In Israel there are those—including among the senior defense echelons—who believe that the most ideal solution for Yerushalayim is to reach an agreement or a long-term arrangement with Hamas to disarm, and that in exchange Israel will switch to a mode of extensive economic aid to Gaza residents, together with the international community. The Egyptian mediators are trying to lead in this direction, but they are not being successful. It is possible that other mediators are needed. But even then, it is not certain whether Hamas fully understands its situation and is ready to disarm from weapons and military capabilities in order to achieve a better hold in its territory and some reprieve for the residents.

And without a solution, what may happen?

Assuming that the escalation in the Gaza Strip, mostly fueled by Hamas, will continue, it is possible to envision three scenarios:

First Scenario: Terror and violence will continue in their current form and at their current level, without escalating into a broader military conflict. This scenario includes the continued “popular” violent demonstrations directed by Hamas, together with attacks against the IDF along the border fence with explosive devices, gunfire, explosive kites and other burning objects that will be dispatched toward Israeli towns, and rocket and mortar fire toward Israel at varying frequencies and intensities. This is all under the control of Hamas, and it would be on a level that will not bring a broader military conflict, but rather will exhaust Israel and focus international Arab attention on the Gaza Strip. It will galvanize the Arab world and the international community to offer significant financial aid to Gaza. The significance of this scenario is the policy whereby Hamas walks the fine line that generates an explosive situation that could lead to a full-fledged military conflict on very short notice.

Second Scenario: Being dragged into a broader military conflict as the result of the dynamics of an escalation of events: Such a conflict might manifest itself by firing rockets and mortars on a broad scale towards Israeli towns near the border and possibly deeper into Israel. This scenario would lead to significant IDF retaliations against “assets” of Hamas and of other terror groups, and perhaps even targeted assassinations, that is, the killing of senior officials in these terror groups. This scenario could quickly develop into a ground war in Gaza, even if Hamas and Israel are not interested in that happening.

Third Scenario: The sides reach understandings that lead to long-term quiet.
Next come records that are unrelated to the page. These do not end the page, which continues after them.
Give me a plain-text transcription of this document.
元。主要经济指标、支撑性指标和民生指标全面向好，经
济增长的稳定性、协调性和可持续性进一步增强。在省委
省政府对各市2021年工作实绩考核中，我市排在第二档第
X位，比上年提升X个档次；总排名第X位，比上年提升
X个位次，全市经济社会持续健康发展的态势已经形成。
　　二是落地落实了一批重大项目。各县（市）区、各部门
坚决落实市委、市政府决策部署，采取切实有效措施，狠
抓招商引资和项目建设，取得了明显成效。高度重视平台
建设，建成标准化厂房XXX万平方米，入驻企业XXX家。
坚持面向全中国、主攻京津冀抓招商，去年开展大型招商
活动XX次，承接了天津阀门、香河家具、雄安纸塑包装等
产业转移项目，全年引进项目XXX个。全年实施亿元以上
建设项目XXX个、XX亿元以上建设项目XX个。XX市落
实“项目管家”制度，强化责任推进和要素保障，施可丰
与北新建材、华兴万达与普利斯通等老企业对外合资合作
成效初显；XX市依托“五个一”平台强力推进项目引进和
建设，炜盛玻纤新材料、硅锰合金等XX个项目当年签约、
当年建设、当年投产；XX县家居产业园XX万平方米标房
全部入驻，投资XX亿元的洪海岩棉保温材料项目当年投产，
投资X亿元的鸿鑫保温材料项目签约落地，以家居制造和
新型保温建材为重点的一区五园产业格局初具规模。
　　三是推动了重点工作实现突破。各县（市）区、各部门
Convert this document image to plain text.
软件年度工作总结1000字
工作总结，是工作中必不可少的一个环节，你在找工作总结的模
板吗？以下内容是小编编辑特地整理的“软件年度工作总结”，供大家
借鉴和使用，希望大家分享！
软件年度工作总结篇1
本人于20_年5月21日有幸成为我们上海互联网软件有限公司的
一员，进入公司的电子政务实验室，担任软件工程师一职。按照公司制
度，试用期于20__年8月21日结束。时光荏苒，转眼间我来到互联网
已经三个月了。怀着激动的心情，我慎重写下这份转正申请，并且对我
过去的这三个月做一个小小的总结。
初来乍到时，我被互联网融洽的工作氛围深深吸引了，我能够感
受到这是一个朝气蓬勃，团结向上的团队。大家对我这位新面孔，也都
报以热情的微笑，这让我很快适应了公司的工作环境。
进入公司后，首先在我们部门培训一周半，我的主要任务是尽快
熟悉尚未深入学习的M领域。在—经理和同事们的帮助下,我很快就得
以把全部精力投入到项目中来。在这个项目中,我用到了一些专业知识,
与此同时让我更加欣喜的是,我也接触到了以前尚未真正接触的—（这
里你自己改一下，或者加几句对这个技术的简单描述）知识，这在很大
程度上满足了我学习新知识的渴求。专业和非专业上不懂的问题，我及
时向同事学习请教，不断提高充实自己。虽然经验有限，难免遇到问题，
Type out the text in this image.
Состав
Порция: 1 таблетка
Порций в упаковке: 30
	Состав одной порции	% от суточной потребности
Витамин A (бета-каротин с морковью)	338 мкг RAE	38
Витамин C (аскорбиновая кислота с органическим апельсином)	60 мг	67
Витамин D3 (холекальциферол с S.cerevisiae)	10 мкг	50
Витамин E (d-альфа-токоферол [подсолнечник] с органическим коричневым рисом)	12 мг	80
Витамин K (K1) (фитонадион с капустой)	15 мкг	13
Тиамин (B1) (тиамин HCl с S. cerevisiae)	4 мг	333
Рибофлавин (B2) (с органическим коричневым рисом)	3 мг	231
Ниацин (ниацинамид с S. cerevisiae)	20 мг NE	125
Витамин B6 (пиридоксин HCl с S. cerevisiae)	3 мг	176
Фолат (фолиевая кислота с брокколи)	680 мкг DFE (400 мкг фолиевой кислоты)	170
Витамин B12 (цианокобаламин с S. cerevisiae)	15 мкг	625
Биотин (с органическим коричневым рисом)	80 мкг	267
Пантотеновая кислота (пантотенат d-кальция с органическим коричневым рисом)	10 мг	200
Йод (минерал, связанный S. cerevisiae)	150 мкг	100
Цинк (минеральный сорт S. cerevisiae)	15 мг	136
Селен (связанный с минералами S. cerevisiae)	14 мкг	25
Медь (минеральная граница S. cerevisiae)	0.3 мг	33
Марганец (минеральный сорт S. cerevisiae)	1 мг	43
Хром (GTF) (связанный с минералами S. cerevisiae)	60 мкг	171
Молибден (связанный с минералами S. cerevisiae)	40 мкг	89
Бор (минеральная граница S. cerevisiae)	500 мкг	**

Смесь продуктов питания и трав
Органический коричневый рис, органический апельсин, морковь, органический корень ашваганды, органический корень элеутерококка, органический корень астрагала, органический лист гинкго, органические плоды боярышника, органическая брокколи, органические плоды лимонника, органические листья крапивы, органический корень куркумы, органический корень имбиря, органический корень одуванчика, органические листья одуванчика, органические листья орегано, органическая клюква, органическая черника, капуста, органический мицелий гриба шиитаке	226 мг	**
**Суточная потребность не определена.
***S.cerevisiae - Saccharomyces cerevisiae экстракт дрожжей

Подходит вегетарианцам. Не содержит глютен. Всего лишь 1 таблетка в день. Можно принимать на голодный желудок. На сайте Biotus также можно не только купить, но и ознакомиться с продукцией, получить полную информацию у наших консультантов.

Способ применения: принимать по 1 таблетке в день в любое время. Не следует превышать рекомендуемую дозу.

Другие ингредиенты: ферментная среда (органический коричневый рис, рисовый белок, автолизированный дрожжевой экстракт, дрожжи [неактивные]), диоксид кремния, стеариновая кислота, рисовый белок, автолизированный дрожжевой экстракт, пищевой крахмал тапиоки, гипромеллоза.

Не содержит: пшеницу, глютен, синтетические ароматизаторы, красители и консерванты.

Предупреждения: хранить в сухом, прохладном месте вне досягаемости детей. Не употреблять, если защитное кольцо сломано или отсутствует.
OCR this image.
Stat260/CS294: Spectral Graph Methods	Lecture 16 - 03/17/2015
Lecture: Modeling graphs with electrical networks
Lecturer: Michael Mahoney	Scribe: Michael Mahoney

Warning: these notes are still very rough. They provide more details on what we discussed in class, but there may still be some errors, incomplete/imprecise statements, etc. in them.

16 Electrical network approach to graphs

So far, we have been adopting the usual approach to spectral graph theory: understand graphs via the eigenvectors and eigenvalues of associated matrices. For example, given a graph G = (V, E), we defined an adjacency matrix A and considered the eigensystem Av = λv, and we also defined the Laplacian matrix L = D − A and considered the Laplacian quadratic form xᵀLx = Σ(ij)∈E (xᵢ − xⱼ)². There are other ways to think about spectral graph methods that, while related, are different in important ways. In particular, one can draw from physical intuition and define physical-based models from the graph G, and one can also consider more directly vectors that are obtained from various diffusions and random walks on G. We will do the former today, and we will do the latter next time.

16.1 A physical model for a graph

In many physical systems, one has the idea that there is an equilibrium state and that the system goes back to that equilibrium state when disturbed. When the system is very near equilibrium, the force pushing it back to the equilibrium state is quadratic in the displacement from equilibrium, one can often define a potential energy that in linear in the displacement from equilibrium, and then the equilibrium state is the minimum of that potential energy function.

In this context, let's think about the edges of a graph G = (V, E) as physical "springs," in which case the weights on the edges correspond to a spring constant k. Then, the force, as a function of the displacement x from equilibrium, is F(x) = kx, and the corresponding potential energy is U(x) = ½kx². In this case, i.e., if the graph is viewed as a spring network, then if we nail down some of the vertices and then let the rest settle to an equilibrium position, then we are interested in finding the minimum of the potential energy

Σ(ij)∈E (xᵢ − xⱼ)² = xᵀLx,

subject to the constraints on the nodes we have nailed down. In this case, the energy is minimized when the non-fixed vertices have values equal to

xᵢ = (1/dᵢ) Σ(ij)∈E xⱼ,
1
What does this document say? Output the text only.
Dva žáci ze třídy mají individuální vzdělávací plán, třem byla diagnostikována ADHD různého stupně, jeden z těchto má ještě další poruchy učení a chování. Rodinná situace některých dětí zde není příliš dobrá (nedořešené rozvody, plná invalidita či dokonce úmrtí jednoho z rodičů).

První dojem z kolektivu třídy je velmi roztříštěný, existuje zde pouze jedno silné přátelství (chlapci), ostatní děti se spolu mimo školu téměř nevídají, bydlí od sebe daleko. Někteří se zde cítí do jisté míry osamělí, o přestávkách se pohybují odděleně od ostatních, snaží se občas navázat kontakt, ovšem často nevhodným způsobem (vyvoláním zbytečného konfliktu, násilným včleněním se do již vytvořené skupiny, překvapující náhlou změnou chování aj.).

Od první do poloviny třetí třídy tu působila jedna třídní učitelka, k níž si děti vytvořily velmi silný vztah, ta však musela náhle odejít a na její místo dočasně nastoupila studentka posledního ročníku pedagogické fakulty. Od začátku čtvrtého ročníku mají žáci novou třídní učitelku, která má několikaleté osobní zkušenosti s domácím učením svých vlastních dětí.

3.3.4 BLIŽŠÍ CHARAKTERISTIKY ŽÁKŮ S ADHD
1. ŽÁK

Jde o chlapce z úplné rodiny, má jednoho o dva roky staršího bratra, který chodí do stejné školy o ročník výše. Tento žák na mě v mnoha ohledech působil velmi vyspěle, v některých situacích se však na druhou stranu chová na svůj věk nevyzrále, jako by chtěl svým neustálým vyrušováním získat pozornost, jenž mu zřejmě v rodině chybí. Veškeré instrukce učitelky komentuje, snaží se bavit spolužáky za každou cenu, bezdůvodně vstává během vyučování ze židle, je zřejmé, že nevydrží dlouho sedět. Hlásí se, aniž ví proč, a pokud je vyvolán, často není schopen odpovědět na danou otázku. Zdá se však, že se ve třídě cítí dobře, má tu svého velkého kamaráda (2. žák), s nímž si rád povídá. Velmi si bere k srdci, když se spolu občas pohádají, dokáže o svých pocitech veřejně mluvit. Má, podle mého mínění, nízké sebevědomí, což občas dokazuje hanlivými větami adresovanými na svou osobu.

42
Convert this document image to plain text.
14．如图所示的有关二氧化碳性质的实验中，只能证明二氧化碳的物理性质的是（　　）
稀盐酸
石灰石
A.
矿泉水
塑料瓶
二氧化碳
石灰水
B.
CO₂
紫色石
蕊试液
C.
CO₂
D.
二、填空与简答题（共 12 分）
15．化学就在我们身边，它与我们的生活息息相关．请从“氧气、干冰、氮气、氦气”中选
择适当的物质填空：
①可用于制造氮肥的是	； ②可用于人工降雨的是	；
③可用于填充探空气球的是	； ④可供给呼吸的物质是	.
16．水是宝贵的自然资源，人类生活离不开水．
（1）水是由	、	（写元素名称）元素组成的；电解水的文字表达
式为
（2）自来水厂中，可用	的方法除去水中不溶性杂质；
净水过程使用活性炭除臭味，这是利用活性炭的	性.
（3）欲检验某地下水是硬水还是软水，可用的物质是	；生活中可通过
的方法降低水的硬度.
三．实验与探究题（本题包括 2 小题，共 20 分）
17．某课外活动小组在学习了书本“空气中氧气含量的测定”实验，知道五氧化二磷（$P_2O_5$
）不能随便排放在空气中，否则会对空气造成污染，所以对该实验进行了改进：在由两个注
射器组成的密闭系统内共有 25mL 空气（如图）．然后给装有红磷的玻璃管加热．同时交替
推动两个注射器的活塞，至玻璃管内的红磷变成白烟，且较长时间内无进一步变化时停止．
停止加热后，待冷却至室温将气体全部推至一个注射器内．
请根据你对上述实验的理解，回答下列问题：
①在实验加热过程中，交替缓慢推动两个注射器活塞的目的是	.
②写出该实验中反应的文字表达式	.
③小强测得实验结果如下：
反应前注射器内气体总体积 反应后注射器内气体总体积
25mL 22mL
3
Such an agreement would be based on an absolute suspension of demonstrations and “marches of return,” of efforts to infiltrate Israel, of attacks on the border and of rocket fire into Israel.

In exchange, Hamas will strive for steps to bring about a significant improvement in the economic situation in Gaza—for example, financial aid from Arab nations and other nations; opening the Rafiach Crossing to and from Egypt and Gaza, expanding the amount of merchandise allowed into Gaza from Israel, and suspending sanctions of the Palestinian Authority on Hamas and Gaza residents.

Unfortunately, it is doubtful whether Hamas will agree in such a scenario to provide anything significant in return, such as stopping to arm itself militarily and turning its priorities towards the financial rehabilitation of the Gaza Strip.

Which of these will develop?

We are likely to find out in the next few days.